Qustion on lossless network
anyone can tell me why?
THX
Who ever told you: "no power will be...stored in the network"?
Analogies are useful. A lossless network is to electricity as a bucket without any holes in it is to water. You can fill up the bucket, and if no water splashes out, and as there are no holes, then no water leaks out. So is there water "stored" in the lossless bucket at some time later? Sure is.
hi biff44
storing energy in the lossless network should be finished at the original moment when the network begin to work, that is storing energy is instantaneous , is it true?

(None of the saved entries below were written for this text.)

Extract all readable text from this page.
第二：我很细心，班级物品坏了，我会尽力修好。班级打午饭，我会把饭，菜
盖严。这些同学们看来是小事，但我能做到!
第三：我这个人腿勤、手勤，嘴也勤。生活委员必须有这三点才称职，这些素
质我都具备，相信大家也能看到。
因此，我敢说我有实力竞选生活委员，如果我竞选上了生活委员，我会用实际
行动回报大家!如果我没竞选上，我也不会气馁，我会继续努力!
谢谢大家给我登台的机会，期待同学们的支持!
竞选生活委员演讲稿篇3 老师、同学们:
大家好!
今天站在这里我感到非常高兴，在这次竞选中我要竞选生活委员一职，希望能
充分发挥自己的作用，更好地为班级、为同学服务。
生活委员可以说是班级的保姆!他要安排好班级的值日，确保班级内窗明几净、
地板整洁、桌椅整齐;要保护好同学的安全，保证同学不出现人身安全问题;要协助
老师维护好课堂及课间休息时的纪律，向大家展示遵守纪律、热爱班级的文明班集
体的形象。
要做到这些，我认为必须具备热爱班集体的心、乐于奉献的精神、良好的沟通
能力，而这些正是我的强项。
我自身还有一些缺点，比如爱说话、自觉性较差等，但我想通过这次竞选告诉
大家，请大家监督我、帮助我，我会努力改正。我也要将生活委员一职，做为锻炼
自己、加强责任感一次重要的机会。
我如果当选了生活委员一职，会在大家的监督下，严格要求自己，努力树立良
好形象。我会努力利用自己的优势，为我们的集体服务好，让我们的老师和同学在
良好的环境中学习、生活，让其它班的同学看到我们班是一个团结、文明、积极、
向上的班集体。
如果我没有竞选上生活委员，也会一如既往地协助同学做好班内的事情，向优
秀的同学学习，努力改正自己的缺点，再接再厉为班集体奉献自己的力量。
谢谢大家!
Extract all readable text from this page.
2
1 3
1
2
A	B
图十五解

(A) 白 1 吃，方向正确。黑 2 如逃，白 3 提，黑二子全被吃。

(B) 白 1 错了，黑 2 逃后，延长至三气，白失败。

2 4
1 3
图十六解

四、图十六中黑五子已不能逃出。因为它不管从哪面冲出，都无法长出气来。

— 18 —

I think electrical system is slightly different than mechanical system. For a lossless electrical system, the net power (in and out) may not be 0 at a specific time. Howver, the time average (for one cycle of a harmonic) will be 0. For a time harmonic case, it should reach the steady state instantaneously. In the first moment, some energy goes into the losseless network and make the mechanism working. After that moment, the time average of the net power will be 0. A typical example is a capacitor. It needs some initial charging time. After it is steady, then the energy just goes in and out with the time average as 0. Regards.
cybcad, maybe you would enjoy this little experiment. Go get a high voltage capacitor capacitor, charge it up to 200 volts or so, let it sit there a minute (to make sure all the "power" is not stored in it anymore, wet your fingers, and grab onto the leads. Then come back here and tell us if there was any "power" stored in it.
(Don't actually do this, I do not want you to die).
The same (painful) experience could be had by you with a resonant theoretically lossless LC pair that had 300 volt peak sine wave briefly attached to it before you grabbed on.
The sum of powers is for the long term steady state solution. Once the original transient is finished, additional power into the network follows the sum rule.
Most of these network rules are for steady state. A quarter wave transmission line impedance matching device has reflected power for the time that it takes the bouncing wave (reflections at each end) to build up to the steady state condition.